Llegaron en la noche. Las Luciernagas alumbraban su camino con tus tintineos verduzcos, había en abundancia en los patios de las casas y en ellas se escuchaba una sinfonía insectil, perfecta.

El pueblo estaba desierto y asaltado. Se les habían adelantado. Revisaron casi todas las casas —las luciérnagas se espantaban— y solo lograron encontrar unos enlatados, y unos kilos de granos secos con un poco de extra de insectos no comestibles, quitándolos, pensó uno de ellos, la comida se puede digerir.

La noche era calmada, aparte de los insectos solo se podía escuchar el viento ulular, los árboles murmurar con el rose de sus hojas y alguno que otro rugido o quejido de una bestia en la lejanía. El grupo de Jeremías estaba reunido en la casa más grande. Sin luz eléctrica desde hacía mucho tiempo, todas las noches se veían obligados a hacer una fogata la cual rodeaban como si fueran unos excursionistas en una noche despejada a punto de contar las más inútiles y tontas historias de terror.
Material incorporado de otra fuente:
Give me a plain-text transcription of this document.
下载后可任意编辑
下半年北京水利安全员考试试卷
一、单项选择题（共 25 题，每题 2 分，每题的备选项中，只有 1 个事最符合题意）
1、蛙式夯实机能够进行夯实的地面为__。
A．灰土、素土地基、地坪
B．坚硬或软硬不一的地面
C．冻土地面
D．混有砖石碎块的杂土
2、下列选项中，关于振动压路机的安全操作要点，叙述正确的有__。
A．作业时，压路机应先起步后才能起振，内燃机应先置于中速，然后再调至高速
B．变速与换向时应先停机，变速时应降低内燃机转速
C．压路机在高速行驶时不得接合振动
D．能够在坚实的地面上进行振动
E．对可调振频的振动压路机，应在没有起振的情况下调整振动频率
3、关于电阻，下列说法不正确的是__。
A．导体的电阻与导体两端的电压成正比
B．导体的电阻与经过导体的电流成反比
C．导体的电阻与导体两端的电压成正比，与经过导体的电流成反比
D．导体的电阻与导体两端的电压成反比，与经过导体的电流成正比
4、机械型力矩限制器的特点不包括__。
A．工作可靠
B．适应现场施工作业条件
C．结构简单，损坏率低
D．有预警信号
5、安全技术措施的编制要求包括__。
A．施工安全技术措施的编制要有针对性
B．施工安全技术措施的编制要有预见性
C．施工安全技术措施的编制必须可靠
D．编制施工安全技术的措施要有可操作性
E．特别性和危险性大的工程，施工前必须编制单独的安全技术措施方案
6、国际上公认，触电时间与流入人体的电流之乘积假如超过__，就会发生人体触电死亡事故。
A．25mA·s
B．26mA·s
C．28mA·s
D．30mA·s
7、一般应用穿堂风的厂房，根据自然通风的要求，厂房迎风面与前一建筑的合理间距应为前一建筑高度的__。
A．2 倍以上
En total eran seis. María, una loba; Travis, un ciervo; John, un león; Cooper, un impala y Susi, una zorra. Jeremías, un tigre, conoció a algunos antes de todo lo que sucedió y otros fueron uniéndose conforme avanzaba en la tarea de la supervivencia.

Los arboles crujieron y uno de ellos, John, echó un trozo de leña seca al fuego haciendo que unas cuantas brazas despidieran una pelusa brillante e incandescente. Travis suspiró cuando vio desaparecer el ultimo punto rojo en el aire. Vio de nuevo el fuego.

—Tenemos que movernos hacia el norte —dijo Travis. A su lado tenía una mochila desgastada y con algunos agujeros, sacó un mapa roído por el uso y lo examinó con atención. Los demás aguardaban en silencio. En el mapa se encontraban marcados varios puntos con equis, lugares en donde no había nada y otros con círculos que demostraban que era plausible una segunda incursión.